The better comparison would be to the peak-oil panic; that's the direct descendant of the overpopulation doomsday predictions. The Peak Oilers claim that: (1) world-wide production of oil has peaked or is about to peak; (2) as a result, we'll soon face dwindling supplies of oil; (3) the decline will happen too rapidly for us to develop alternative fuels or technologies to compensate; (4) our industrial system for producing food -- from cropland to grocery store -- is so heavily dependent on oil that food prices will skyrocket or food supplies will dwindle to unsustainable levels; (5) only the prepared (those with access to food from their backyard garden or a community garden) will avoid hunger or even starvation.
Here's a typical peak-oil website. Here's another. Here's another, holding up Cuba's transition from an industrial to an agrarian economy as a model for all of us. Here's the website for the Austin chapter of the Peak Oil Society (my term). This Peak Oil blogger does a good job of conveying the sense of impending catastrophe:
Barring a sudden, massive shift to alternative energy or a different lifestyle, the world is about to experience an economic and social catastrophe unlike any other in history, followed by a reversion to some kind of pre-industrial life. Given the amount of energy used to simply produce and transport food, a depression of this scale implies mass hunger and starvation.
I don't know whether oil production has peaked or not. It's got to peak sometime because it can't keep going up forever. But I don't believe that dwindling oil supplies will devastate the economy or our food supplies. No matter what, the local supermarket will be a better bet than the backyard; that's what comparative advantage and specialization of labor are all about.

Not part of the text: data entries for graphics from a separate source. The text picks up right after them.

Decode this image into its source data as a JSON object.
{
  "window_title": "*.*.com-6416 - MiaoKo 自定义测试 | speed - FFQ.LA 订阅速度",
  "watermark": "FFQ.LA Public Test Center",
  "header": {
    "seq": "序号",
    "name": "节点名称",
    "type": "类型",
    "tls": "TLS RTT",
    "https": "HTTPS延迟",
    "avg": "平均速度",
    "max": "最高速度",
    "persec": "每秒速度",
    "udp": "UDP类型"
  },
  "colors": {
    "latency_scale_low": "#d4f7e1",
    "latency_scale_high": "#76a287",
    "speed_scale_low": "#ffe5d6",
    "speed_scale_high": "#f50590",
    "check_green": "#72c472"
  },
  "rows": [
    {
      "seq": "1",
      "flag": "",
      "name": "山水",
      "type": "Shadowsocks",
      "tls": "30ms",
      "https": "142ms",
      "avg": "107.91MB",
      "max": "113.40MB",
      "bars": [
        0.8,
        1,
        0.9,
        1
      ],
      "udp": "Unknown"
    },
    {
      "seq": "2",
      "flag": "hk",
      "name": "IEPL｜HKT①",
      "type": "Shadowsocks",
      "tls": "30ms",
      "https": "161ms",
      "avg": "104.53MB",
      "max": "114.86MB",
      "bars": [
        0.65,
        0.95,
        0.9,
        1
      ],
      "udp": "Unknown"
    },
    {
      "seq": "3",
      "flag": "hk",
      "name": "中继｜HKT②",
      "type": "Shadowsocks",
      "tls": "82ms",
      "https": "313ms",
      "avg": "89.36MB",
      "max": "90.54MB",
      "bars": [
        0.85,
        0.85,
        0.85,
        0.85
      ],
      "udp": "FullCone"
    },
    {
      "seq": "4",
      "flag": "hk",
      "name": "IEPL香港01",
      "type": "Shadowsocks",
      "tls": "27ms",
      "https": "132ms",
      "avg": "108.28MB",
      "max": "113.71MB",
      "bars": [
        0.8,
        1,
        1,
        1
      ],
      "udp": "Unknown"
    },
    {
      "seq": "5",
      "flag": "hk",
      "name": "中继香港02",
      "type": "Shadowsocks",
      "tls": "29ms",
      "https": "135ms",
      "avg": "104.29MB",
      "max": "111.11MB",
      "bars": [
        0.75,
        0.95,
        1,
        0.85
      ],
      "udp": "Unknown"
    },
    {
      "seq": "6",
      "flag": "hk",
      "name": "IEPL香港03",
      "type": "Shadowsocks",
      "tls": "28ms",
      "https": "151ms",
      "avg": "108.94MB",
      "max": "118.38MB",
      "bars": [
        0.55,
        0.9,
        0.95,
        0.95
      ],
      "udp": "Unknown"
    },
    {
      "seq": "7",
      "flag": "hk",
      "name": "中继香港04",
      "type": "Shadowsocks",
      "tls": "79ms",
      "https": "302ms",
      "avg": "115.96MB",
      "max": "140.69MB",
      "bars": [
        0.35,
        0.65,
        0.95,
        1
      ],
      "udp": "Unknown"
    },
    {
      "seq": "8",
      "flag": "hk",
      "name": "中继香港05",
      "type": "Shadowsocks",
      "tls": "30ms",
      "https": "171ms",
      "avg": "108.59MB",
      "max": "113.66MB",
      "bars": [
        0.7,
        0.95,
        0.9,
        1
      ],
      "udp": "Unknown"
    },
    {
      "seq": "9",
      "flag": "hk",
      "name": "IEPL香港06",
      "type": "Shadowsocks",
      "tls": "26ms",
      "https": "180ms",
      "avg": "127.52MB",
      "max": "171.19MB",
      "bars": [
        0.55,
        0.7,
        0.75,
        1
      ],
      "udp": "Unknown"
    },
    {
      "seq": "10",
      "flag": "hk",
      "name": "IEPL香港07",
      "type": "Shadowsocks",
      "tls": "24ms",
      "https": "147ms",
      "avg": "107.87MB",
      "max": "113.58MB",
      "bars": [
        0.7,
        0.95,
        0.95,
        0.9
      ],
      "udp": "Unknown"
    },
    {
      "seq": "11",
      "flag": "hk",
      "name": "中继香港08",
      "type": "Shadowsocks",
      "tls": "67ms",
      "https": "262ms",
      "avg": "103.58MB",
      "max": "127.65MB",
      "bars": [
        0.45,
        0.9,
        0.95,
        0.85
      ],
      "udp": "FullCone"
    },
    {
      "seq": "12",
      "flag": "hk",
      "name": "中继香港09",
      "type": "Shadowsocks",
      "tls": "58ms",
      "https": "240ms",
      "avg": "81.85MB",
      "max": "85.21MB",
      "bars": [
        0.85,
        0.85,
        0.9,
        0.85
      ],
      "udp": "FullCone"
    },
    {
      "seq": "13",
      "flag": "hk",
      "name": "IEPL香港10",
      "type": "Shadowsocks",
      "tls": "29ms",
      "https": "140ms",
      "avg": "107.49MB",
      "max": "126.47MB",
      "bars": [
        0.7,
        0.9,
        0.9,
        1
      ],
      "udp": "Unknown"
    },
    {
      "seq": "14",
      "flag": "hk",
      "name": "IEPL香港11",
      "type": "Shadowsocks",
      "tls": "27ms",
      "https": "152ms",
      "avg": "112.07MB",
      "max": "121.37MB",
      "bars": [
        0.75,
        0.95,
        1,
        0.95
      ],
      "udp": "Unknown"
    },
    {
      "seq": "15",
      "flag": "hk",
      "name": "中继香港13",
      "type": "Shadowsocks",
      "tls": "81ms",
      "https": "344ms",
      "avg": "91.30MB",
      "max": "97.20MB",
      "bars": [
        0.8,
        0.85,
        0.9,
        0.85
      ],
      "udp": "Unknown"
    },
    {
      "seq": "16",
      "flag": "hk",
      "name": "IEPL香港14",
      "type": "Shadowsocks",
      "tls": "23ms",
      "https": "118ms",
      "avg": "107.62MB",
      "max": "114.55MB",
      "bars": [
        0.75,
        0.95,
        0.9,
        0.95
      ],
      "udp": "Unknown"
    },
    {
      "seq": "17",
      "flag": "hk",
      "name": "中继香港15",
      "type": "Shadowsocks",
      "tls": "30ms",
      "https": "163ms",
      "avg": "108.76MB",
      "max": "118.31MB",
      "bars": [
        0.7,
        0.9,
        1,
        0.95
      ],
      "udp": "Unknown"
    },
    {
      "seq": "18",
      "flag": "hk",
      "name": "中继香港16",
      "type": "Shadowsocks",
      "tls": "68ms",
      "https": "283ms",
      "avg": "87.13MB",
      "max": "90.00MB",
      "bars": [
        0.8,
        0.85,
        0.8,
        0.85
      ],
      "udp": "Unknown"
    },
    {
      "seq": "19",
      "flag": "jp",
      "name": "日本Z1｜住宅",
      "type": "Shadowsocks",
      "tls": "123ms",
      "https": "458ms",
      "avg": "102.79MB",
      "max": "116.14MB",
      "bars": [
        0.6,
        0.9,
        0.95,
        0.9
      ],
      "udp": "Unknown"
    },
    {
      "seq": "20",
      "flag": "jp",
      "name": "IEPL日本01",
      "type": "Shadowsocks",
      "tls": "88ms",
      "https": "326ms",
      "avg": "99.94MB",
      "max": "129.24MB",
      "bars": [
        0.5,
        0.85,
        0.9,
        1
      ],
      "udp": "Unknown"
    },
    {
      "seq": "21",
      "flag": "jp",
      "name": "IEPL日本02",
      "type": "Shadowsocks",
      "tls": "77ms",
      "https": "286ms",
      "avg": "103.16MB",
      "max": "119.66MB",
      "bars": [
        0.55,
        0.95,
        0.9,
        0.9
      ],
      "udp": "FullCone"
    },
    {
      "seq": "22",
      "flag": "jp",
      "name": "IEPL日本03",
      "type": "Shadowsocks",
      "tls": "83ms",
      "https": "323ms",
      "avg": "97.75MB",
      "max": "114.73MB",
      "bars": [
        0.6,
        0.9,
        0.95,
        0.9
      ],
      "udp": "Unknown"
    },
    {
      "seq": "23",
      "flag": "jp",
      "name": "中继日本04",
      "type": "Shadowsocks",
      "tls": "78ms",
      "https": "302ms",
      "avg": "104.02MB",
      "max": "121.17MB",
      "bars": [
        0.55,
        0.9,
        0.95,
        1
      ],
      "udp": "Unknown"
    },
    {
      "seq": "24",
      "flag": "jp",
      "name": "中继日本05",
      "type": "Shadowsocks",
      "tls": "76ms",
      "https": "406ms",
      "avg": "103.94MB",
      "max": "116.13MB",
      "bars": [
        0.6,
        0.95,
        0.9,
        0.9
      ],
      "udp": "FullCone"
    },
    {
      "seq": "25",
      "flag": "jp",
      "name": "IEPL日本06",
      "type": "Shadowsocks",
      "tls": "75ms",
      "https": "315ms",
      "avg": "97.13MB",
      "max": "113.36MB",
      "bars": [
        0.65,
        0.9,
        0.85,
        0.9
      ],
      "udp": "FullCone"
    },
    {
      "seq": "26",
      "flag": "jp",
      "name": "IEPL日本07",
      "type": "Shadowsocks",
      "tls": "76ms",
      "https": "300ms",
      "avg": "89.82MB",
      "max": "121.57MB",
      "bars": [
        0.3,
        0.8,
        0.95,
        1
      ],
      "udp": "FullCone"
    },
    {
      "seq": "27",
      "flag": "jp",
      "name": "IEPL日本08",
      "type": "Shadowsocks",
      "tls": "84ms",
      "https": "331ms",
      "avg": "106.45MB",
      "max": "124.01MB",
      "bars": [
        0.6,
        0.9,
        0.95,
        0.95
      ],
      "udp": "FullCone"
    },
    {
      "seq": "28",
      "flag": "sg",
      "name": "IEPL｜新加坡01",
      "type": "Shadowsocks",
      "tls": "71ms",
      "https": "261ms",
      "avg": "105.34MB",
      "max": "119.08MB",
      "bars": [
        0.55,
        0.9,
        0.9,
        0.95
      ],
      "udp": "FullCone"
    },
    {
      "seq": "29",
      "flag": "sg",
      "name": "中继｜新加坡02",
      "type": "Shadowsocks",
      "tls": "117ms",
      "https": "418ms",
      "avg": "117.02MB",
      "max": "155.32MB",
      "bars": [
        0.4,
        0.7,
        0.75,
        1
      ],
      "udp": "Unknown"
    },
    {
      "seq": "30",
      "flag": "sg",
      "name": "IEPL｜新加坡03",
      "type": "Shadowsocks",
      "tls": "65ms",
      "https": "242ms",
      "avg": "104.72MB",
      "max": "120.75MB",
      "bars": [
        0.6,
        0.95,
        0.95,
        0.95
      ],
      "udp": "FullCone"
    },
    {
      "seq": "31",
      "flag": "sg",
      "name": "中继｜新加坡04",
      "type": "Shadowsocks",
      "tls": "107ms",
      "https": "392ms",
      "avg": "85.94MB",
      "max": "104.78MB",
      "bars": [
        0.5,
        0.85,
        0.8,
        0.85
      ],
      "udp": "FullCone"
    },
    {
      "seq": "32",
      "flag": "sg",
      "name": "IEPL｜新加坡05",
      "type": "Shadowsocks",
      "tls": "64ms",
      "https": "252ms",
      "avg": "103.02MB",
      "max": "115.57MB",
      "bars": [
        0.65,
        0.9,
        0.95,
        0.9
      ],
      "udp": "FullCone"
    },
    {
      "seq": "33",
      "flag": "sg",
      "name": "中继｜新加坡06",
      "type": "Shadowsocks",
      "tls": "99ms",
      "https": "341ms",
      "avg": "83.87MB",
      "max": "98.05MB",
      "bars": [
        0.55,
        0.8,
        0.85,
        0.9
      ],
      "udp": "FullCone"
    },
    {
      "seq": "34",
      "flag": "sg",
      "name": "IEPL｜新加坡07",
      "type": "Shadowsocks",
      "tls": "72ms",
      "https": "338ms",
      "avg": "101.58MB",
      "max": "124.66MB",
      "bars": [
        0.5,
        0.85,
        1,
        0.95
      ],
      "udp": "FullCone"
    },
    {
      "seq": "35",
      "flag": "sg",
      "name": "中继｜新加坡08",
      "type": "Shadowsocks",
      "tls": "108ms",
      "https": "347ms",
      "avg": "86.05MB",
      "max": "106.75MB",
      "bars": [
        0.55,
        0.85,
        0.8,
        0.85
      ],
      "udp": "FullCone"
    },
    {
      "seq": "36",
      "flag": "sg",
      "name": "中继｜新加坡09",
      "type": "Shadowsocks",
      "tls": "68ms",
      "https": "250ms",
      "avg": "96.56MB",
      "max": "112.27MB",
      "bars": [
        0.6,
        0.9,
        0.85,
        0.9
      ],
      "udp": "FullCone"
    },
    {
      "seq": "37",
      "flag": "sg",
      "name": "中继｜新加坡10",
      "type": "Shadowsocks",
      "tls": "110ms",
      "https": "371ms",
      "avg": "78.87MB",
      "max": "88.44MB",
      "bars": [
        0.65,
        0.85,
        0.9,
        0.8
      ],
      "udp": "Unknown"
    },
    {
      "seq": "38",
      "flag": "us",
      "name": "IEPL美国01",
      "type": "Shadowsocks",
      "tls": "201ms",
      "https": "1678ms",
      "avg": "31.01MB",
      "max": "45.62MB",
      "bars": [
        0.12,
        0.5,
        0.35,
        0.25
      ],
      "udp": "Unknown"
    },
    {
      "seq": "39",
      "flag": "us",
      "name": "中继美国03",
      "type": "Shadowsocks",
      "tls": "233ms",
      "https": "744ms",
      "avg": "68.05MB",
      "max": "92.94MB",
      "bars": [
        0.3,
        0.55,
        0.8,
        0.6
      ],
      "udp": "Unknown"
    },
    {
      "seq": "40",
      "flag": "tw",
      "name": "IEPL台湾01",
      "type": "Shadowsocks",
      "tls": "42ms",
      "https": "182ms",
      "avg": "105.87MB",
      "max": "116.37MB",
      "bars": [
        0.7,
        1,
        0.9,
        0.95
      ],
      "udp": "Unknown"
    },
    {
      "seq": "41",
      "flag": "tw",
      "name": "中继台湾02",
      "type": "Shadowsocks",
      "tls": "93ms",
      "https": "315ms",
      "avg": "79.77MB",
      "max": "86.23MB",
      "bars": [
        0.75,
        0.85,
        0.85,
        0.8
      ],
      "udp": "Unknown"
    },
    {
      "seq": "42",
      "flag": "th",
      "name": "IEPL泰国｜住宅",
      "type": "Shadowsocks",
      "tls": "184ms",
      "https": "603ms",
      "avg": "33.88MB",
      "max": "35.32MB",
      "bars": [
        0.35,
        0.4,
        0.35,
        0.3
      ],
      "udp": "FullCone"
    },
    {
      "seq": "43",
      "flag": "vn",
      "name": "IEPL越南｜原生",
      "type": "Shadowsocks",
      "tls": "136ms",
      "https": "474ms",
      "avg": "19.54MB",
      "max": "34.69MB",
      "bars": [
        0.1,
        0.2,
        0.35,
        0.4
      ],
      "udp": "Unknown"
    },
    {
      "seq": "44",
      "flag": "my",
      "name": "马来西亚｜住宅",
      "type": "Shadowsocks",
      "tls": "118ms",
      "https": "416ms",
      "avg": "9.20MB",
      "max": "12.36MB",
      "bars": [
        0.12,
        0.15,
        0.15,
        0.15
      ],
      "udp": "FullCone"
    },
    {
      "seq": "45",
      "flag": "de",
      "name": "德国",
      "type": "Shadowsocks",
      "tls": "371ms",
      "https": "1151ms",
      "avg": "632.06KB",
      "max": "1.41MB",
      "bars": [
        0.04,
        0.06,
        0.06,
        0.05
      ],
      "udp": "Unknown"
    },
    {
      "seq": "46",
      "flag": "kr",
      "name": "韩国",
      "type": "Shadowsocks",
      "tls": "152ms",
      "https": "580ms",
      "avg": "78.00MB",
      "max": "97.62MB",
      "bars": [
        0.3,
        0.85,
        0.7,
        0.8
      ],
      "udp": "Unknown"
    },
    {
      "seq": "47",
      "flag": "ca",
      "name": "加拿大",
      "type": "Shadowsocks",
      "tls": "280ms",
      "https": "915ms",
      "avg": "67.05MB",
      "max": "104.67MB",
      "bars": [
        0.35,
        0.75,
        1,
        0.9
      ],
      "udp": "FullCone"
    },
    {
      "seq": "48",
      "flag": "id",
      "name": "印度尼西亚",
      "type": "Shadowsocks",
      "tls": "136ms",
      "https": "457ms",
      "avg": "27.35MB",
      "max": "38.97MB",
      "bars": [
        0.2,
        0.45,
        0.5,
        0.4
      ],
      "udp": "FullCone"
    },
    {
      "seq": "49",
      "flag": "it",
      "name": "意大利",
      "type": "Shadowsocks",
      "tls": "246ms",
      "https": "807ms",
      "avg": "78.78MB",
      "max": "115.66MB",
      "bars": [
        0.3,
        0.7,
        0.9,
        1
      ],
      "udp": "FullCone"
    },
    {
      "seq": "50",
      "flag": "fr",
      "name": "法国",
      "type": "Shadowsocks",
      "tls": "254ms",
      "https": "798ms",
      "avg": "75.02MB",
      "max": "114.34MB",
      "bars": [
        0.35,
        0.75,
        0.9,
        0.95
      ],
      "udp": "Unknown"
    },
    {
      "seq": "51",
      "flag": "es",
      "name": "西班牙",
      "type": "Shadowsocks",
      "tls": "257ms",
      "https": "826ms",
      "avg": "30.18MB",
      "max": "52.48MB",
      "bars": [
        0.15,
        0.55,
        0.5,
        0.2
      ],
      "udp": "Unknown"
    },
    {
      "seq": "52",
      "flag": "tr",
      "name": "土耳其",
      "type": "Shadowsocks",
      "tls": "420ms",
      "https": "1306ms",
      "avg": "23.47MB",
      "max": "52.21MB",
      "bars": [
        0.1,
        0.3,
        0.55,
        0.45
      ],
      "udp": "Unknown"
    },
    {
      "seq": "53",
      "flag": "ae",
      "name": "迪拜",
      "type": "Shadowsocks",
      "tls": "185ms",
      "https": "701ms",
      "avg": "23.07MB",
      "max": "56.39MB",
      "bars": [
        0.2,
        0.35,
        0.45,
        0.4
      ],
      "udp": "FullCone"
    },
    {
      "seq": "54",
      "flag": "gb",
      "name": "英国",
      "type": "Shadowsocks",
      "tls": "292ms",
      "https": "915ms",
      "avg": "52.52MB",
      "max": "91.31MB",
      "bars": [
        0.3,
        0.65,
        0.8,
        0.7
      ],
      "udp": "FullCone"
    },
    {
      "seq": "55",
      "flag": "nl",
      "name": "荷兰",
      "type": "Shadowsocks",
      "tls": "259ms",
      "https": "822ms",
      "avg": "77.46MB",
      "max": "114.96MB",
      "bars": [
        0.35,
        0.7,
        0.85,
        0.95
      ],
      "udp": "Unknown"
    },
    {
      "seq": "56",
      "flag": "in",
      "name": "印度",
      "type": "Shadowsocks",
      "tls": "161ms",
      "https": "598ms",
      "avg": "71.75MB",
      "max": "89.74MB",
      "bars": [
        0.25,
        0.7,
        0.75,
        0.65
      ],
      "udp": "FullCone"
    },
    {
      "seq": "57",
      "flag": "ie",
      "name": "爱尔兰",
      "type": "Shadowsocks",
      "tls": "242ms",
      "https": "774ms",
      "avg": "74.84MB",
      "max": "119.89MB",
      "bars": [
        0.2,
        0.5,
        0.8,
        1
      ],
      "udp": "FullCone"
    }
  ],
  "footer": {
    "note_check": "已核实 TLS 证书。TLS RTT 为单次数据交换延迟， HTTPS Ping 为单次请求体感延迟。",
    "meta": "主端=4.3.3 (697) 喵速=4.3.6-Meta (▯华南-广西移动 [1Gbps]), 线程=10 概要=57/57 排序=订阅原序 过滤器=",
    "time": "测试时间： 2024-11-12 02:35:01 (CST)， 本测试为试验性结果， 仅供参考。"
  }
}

If you think this is good clean fun, here's the resolution the local chapter presented to the City Council. Lots of the proposals are just sensible energy-saving tips. But some would do serious damage if adopted. They want a "Task Force" (shudder) to assess ways to "mitigate the risk" (shudder) of peak oil. And they want the City to mandate community gardens in every neighborhood (that's 67 or so by my count) and convert arable land within the city limits to agriculture. The cost of the land alone would easily run into the tens of millions, if not hundreds of millions, of dollars. Add to that the labor and resources squandered.
A few months ago, I wouldn't have given this loony proposal a chance. But I've learned that if you put the issue to a task force controlled by the wrong people, anything can happen.
I'm a 'moderate' peaker who also shudders at the Roger Bakers of the world (represented by the resolution you saw) - but there's an important reason to support some government action at this point in time: we already face having to unwind 50 years of (subsidized) suburbia once oil gets too expensive to use as trivially as we do today. There's no purely market solution to sprawl that won't result in at least a moderate economic depression - if you think so, drive out to Cedar Park some day and start trying to figure out how you would provide jitney/transit service to those people and what you'd have to charge them to make it work. (Then, what do they stop spending money on to make up for it)... All the economics in the world can't make up for the physical location and layout of the subdivisions and the office parks.
The long-range economic signalling that we would normally rely on is also broken by the aforementioned suburban subsidies as well as direct and indirect subsidies to the fossil fuels themselves.
Also, the cornucopian position (generally, farther past your apparent stance in the same direction) generally relies on an ignorance of physics - particularly in the realm of energy density (i.e. people who think we can continue to drive as we do today, one to a vehicle out in the 'burbs, but just with hydrogen fuel cell SUVs or with electric SUVs fueled by new nukular plants).
Generally, when a hard science such as geology or physics comes into conflict with what an economist is telling you, bet on the hard science every day.